Troisième règle : raisonner à l’échelle d’une rotation. Le raisonnement de l’assolement est trop souvent basé sur «les cultures les plus rentables» sans tenir compte de l’ensemble de la rotation dans laquelle elles s’insèrent. La rentabilité d’une culture ne peut être considérée indépendamment de la succession des différentes cultures qui composent la rotation. Ainsi, les oléagineux et les protéagineux ont une marge brute inférieure à celle d’un blé et équivalente à celle d’un blé sur blé mais ils ont un impact bénéfique direct sur le blé qui les suit. Facilement mesurable par voie d’enquête, la différence de rendement d’un blé après blé comparé à un blé après pois ou colza est d’environ 8 q/ha en moyenne sur plusieurs années et dans différentes régions. Au-delà des charges opérationnelles plus faibles en protéagineux par rapport aux autres cultures, des économies sont observées à l’échelle de la rotation : meilleure disponibilité de l’azote et donc réduction des apports pour la culture qui suit, rupture dans le cycle des maladies, moindre salissement des parcelles du fait d’une rotation plus diversifiée. Ces bénéfices sont estimés à environ 20 E/ha d’économie d’intrants à court terme pour le blé suivant. Les économies possibles à moyen et long terme sont plus difficiles à chiffrer.

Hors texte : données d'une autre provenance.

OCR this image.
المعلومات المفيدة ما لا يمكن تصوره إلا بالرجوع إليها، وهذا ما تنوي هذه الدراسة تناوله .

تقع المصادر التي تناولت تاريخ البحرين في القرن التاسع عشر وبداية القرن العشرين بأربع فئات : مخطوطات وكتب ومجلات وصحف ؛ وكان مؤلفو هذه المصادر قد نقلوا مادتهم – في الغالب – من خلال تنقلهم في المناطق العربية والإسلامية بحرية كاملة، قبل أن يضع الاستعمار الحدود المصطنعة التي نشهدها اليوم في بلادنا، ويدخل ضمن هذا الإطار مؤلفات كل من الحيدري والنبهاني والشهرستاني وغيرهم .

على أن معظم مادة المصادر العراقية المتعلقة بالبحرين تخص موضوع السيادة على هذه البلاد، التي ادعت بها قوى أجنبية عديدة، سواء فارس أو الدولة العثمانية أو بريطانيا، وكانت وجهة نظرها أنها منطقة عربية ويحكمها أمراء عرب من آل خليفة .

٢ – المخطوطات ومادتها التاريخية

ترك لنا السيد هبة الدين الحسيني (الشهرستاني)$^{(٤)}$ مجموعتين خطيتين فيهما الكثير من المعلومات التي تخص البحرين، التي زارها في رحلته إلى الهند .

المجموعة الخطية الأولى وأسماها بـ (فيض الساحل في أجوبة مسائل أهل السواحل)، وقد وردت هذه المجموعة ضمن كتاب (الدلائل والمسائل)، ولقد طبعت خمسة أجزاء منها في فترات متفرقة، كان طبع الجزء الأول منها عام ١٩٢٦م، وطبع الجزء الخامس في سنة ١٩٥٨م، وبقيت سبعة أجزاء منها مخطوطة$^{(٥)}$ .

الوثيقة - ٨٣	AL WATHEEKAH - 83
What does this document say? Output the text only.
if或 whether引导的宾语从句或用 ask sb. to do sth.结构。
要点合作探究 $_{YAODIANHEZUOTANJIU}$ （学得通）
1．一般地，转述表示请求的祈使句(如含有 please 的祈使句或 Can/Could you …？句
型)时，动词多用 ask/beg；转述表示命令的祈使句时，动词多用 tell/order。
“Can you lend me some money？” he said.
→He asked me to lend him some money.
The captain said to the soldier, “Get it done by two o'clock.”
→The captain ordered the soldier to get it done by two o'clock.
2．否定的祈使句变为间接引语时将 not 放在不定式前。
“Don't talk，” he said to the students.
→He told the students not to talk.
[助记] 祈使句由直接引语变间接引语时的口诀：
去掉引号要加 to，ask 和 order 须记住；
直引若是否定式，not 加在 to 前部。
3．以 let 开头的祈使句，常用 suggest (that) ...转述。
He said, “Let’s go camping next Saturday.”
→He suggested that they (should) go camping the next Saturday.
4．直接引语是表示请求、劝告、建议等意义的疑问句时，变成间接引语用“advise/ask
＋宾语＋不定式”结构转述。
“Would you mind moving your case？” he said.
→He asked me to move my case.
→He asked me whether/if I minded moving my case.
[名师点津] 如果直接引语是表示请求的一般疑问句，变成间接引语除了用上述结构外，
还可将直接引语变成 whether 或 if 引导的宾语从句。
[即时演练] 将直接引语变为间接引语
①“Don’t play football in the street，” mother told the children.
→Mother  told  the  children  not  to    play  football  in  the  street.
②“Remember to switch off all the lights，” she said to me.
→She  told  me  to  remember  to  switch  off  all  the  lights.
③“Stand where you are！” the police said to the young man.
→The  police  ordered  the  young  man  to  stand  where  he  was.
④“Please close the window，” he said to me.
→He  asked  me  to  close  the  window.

Quatrième règle : bien imputer les charges. Avec l’enregistrement des interventions culturales, l’imputation des intrants (engrais, semences, phytosanitaires) ne pose pas de difficultés, sauf pour les engrais «de fond» (phosphore, potasse …). Ceux-ci sont assez souvent apportés en «fumure bloquée» pour deux ou trois ans sur la tête d’assolement. Le risque est alors de comptabiliser la totalité des charges correspondantes sur cette seule culture, alors qu’il faut la répartir au prorata des exportations de chaque culture ou plus simplement ne pas les compter dans les charges opérationnelles. La répartition des charges de mécanisation, d’irrigation, de séchage et surtout de temps de travaux, pose plus de difficultés. Dans un souci de simplification, on peut faire l’hypothèse qu’une série de grandes cultures ont des charges de mécanisation et de temps de travaux comparables (plus les charges proportionnelles d’irrigation). C’est le cas des céréales à paille, des protéagineux, du colza…, alors que pour le maïs, la betterave ou la pomme de terre, cette hypothèse n’est évidemment pas valide.

Cinquième règle : ne pas oublier les bonus ! Avec le découplage des aides, le calcul est simplifié. Mais il ne faut pas oublier les compléments d’aide spécifique dont bénéficient les protéagineux et le blé dur. Pour les protéagineux, ce bonus est très simple à intégrer, car constant entre régions et systèmes, à 55,57 E/ha. Un autre bonus, plus spécifique du pois, est celui de la paille, utilisée comme fourrage et comme litière. L’évaluation de l’impact financier est délicate : il faut tenir compte des coûts de ramassage et il n’y a pas de prix de marché publié, car la paille est souvent autoconsommée ou échangée plutôt que vendue. Dans les systèmes de production avec ruminants, ce bonus peut être déterminant et il est indispensable de le comptabiliser si cela est fait pour les céréales à paille.